No sudden movements, move slow. The goal is to look as small and harmless as possible, it euates to being approachable. 
If you want to feel somewhat of a "dog's view", crouch on all fours and ask a friend (preferably a big, tall one, LOL) to come walking straight at you, and then try other methods of apporaching.


----------



## Jacksons Mom (Jun 13, 2010)

I always keep treats in my car, plus an extra leash and a collar too. Just in case. I was in a neighborhood one day on my way home from babysitting when I saw a Lab running the streets. He was super friendly and came right over to me, so I gave him a treat, let him sniff my hand, etc. I got my leash real quick and hooked him up. He did have a collar but no tags so I went knocking on doors and found the owner. They were so stressed, apparantly they had been in an accident and someone came in their house and let the dog out.... 

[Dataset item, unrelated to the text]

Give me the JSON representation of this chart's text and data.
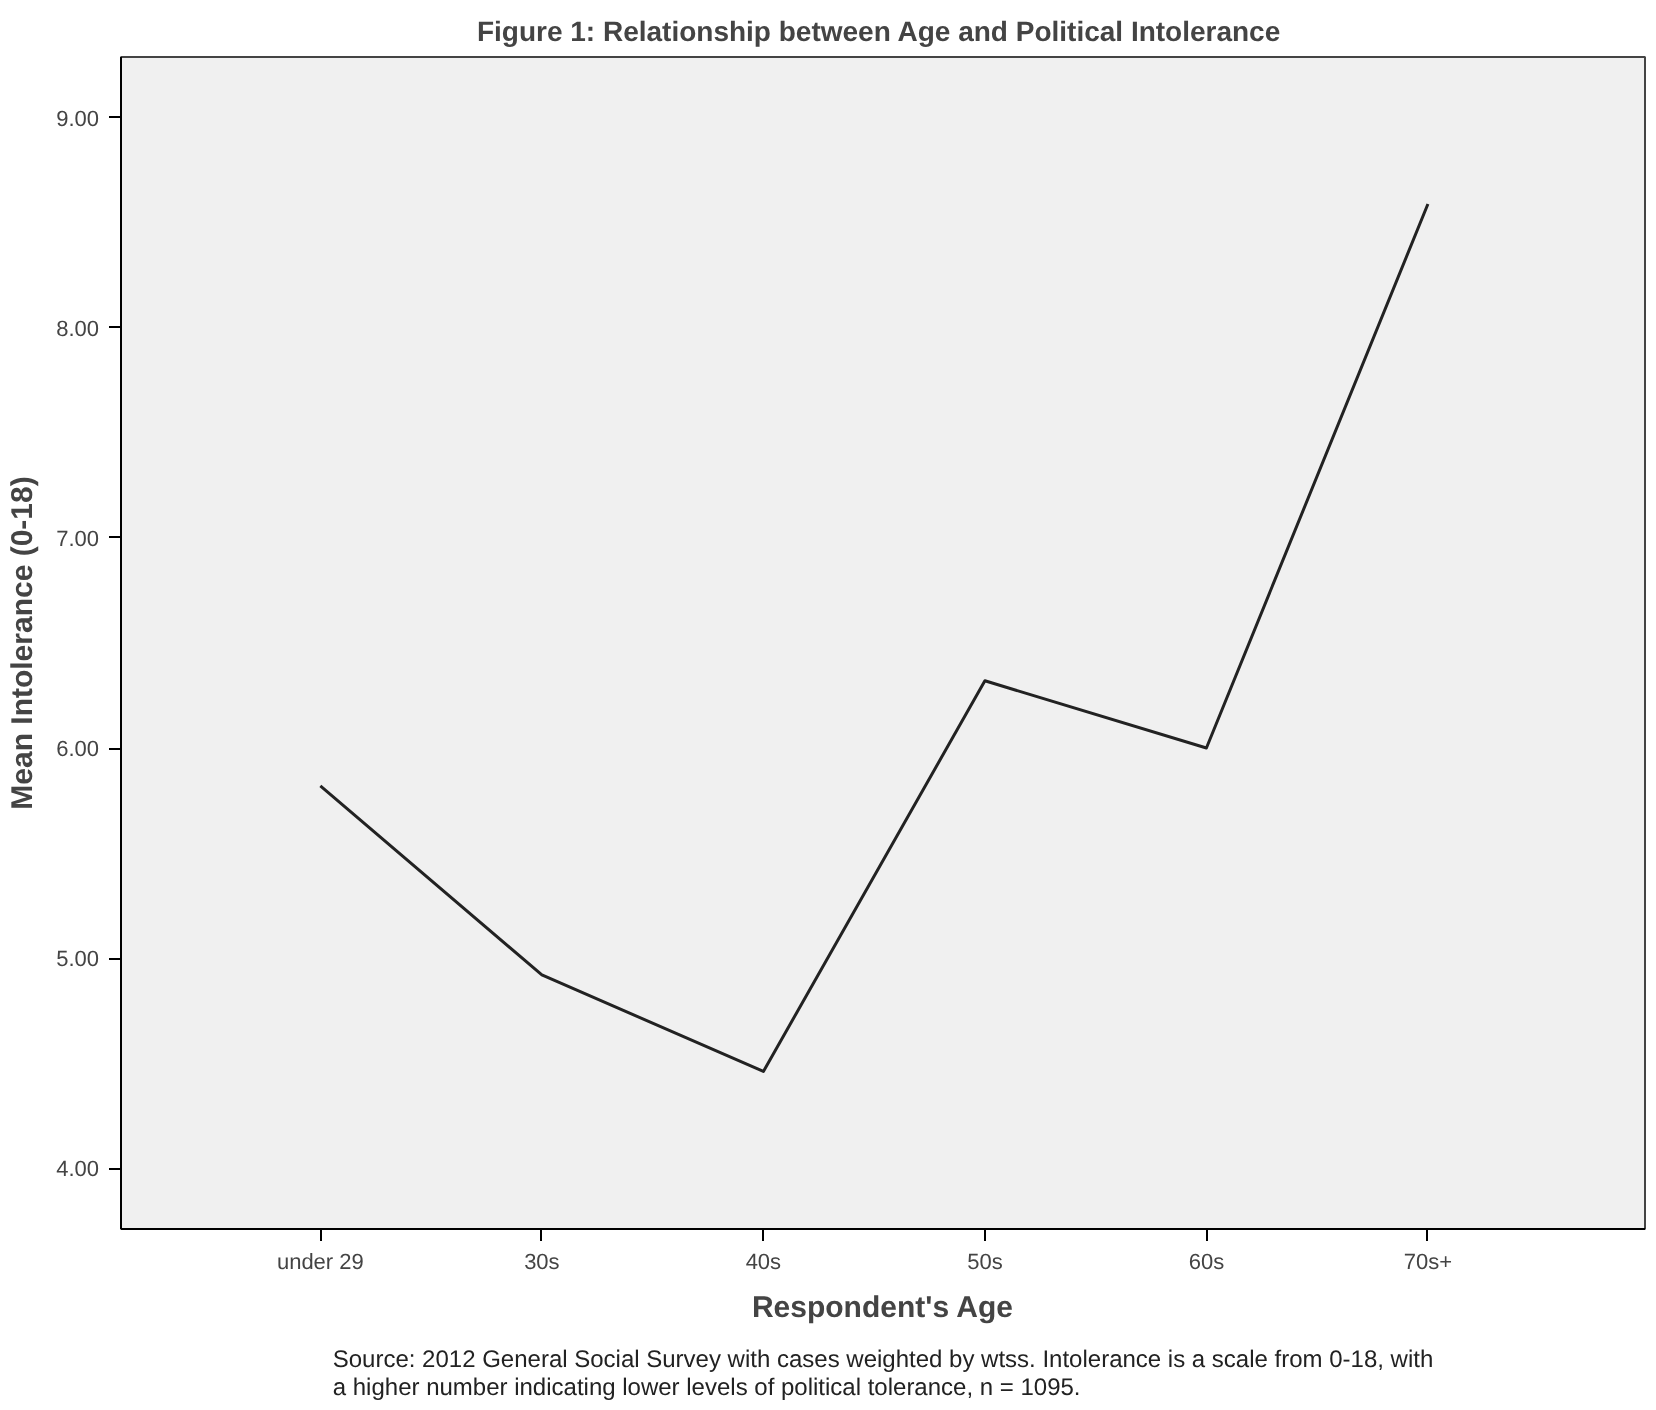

A few weeks ago, a dog ran right in front of my car. I was going a good 40mph and luckily no cars were behind me and I slowed down fast enough. I pulled over and tried coaxing him over, with no luck. He was a BIG dog and a big muddy mess. He ran off into the woods. It probably would have been impossible for me to get him. But I still felt REALLY guilty.


----------



## eternalstudent (Jul 22, 2010)

I always carry a simple rope slip lead when I am out and the treats I would suggest would be dried tripe. Smells dam strong to the dogs and does not spoil in the car. Never needed it yet but there will come a day i'm sure.

Good for you for giving it a try though, to many people will just drive on by going its someone else's problem


----------



## CorgiPaws (Mar 31, 2009)

I'm awful.

In my car, and hubby's car, is a 5.5oz can of cat food (yeah, I know... cat, not dog... it's what I had.) a slip lead, a spare leash, and treats. 

I can not CAN NOT pass a stray dog and not try... ESPECIALLY if the dog has a collar on. It might not be safe but.... still. I can't help myself. 

What if that were my dog, out there, wandering around while I search desperately to find them... and all the while people were passing them by. I can't stand that thought.


----------



## naturalfeddogs (Jan 6, 2011)

Our Blue Tick hound, Lucky came right off the side of the road. Luckily, she came right to us and no problem getting in my jeep and comming home. That was two years ago and she is the best dog! I ran an ad for her but noone responded, and I'm so glad! Turns out shes spayed, house broken, knows commands and good with kids and other dogs. My son named her Lucky because she is lucky we found her. Unfortunantly, not all strays are that way. Most tend to be skittish and fearful.


----------